We had dinner at a pizza place that Oprah had declared sold the best pizza in New York. It said so on the door. I am unable to verify her claim because I opted for the spaghetti marinara. It was heavy with clams and onions and, in my non-Oprah opinion, very lovely.

There are dogs, lots of big muscly proud fellows in black, tan and beige. The pigeons are vari-coloured (none of those storm cloud hued things you see in London) and the one cat I've seen was small fruitcake coloured kitten in a cage at Los Angeles airport. Her name was Nuala and she was en-route from Hawaii to Munich with her pale haired, somewhat bohemian owner. "She's a bit mental at the moment," Frauline Boho told me. Well, long haul trips can be stressful, even more so in a plastic cage. I asked if Nuala had to travel in cargo but no, it appears she was allowed to travel up front with the human passengers. Apparently this is because of her age. Kittens don't count as burdensome luggage.

Our lodgings are beautiful and very comfortable but I doubt the shower is going to win any awards for substantial use of water pressure. (My father was a plumber. Appreciation for good water pressure is in my genes.)

Today: wandering aimlessly to get our bearings. And the cereal actually was nicer than Kellogg's All Bran.

Friday, February 12, 2010

It's toast and it's scones

Look, I should be talking about my handbags and my shoes - I have lots and they fascinate me - but regrettably my heart has been hijacked by scone toast.

That's it in the photo. It looks like white bread, I know. It isn't. It is plump soft cake-like bread that smells like kind grandmas, fresh ironing and vanilla. It's soft like dough but when you toast it - and you must toast it - it becomes a little firm.

I'm not certain that you could say this product is like scones. There is a spirit of scones to be sure, a certain scone sensibility, but the physical appearance is of bread while the overall impression is that of a shy Madeira cake.

But the pleasure is in the eating.

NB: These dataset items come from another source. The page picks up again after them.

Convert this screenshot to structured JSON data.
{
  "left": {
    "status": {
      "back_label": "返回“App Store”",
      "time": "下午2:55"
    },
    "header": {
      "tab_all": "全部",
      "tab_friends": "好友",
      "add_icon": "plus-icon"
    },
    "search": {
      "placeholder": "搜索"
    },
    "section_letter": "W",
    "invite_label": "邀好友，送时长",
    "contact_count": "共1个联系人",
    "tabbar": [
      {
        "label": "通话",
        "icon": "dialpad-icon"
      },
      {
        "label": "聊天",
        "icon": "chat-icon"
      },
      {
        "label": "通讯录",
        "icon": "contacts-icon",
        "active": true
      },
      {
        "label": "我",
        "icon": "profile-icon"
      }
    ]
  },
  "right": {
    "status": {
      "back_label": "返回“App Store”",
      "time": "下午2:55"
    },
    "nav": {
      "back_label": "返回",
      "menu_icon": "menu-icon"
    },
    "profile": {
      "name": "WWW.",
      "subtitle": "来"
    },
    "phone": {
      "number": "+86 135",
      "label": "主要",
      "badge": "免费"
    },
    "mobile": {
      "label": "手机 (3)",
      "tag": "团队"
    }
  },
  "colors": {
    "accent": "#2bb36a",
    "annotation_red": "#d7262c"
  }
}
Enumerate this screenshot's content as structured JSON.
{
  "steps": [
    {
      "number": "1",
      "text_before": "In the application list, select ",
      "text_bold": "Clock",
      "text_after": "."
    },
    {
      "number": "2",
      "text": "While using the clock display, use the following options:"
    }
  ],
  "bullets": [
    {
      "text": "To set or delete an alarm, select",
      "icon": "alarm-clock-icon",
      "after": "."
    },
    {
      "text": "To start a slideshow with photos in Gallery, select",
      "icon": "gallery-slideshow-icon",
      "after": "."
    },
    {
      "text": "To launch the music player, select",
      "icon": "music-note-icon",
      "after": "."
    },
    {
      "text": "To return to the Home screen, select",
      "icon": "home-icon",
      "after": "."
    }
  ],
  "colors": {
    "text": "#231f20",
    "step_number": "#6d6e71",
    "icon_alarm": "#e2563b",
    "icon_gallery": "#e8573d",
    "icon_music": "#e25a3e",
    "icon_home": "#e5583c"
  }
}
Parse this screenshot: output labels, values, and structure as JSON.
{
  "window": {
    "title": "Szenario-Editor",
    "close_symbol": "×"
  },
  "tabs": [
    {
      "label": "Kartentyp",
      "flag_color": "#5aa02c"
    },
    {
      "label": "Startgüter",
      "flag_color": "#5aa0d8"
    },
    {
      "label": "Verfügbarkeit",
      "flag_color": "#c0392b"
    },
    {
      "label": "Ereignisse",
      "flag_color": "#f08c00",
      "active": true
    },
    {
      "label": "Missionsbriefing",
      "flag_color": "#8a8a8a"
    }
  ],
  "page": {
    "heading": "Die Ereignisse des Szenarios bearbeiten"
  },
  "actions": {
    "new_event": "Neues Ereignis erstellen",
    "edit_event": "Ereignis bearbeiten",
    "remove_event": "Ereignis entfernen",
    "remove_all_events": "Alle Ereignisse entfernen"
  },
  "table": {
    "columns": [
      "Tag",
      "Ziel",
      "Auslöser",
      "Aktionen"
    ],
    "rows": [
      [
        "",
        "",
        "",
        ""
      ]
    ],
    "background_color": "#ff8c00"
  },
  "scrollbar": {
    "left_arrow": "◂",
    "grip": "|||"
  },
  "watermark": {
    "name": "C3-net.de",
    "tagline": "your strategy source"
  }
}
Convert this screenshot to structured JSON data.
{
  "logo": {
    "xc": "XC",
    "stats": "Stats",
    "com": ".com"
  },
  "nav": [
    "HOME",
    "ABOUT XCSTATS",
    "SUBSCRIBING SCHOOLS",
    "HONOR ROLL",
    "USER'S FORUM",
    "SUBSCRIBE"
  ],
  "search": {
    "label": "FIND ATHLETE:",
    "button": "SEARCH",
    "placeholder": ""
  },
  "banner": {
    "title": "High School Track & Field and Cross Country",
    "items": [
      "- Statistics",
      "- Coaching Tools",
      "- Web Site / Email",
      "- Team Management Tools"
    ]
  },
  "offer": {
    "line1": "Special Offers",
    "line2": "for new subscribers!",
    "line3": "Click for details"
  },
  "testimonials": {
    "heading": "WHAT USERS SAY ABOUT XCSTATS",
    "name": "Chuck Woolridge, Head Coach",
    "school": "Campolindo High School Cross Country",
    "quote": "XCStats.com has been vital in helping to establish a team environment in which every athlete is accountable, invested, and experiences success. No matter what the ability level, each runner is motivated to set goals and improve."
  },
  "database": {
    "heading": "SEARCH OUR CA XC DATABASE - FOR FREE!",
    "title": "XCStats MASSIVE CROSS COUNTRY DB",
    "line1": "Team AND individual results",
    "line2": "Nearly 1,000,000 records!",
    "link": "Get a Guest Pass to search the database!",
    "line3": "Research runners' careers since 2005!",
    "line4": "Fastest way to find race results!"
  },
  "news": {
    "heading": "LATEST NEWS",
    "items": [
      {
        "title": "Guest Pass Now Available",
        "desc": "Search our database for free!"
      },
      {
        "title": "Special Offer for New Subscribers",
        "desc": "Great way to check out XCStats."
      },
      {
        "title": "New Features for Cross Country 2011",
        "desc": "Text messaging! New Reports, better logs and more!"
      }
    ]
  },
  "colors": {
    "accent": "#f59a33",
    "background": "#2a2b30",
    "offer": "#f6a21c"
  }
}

You toast it, butter it (don't none of you start about using butter substitutes: I will abide no butter substitutes) and then smear it with jam, preferably a red one that recalls berries. And then you eat it. The scent and flavour will saturate your palette for hours.

There's nothing more to say. Tomorrow I will bang on endlessly about my Paul Smith tote which at this point in history I am planning to marry.